Saat menatap ke sekeliling, gadis itu bingung karena tak mengenali tempat  ini. Dinding bercat abu-abu dan putih, serta barang-barang yang tertata rapi. Jelas, itu bukan kamar Zia. Karena kamar Zia sebelas dua belas dengan kapal pecah.

"Eh udah bangun lo?" Seseorang muncul dari balik selimut. Agaknya, cowok itu sedari tadi tidur pulas di sofa karena wajahnya sangat khas seperti orang yang baru bangun tidur.

"Lo siapa?" tanya Zia.

"Gue Zidanio Alfarel, panggil aja Zidan. Kita satu sekolah," ujar Zidan dengan senyum ramahnya.

"Gue Zia. Tapi ... kenapa gue bisa ada di sini?" Zia bertanya sambil mengubah posisi tidurnya menjadi duduk.

"Waktu pulang sekolah tadi, gue di hukum buat bersihin kamar mandi cewek sama cowok. Terus gue liat lo pingsan di sana.

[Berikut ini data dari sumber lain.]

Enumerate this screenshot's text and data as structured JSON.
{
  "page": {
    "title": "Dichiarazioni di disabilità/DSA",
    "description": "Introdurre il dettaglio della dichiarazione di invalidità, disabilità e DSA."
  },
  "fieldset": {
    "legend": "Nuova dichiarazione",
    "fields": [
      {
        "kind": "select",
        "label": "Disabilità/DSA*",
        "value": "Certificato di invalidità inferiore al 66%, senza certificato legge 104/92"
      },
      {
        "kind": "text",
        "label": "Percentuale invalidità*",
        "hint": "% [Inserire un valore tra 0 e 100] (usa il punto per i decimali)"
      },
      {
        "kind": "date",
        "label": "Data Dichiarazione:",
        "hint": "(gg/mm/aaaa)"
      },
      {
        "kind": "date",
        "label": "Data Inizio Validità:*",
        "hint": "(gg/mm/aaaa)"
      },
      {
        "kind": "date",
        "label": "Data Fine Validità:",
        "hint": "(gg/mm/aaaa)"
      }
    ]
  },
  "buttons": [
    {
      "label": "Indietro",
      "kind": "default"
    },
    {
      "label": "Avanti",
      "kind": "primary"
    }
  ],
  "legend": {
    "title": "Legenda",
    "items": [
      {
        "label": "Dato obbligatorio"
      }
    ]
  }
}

Awalnya, gue mau nganterin lo pulang. Tapi karena gue gak tau rumah lo, ya gue bawa aja lo pulang ke rumah gue," jelas Zidan dan dibalas dengan anggukan oleh Zia.

"Makasih ya Dan. Gue nggak tau deh kalo gak ada lo gue gimana," ujar Zia sambil menampilkan senyum tulusnya.

Mereka bertatapan. Seakan-akan mereka berdua hanyut dalam tatapan masing-masing. Kalau dilihat-lihat, ternyata Zidan tidak kalah tampan dengan Elfan dan Saga. Hanya saja, mereka bertiga memiliki kepribadian yang bertolak belakang. Saga dengan sikap menyebalkan, Elfan dengan sikap dingin, dan Zidan dengan sikap ramah.

Astaga, kenapa Zia malah teringat oleh Saga dan Elfan?

"Eh ... dia udah bangun Dan?" Seorang wanita paruh baya masuk ke dalam kamar dengan nampan berada di tangannya.

"Iya Ma," jawab Zidan sambil memutuskan kontak matanya dengan Zia.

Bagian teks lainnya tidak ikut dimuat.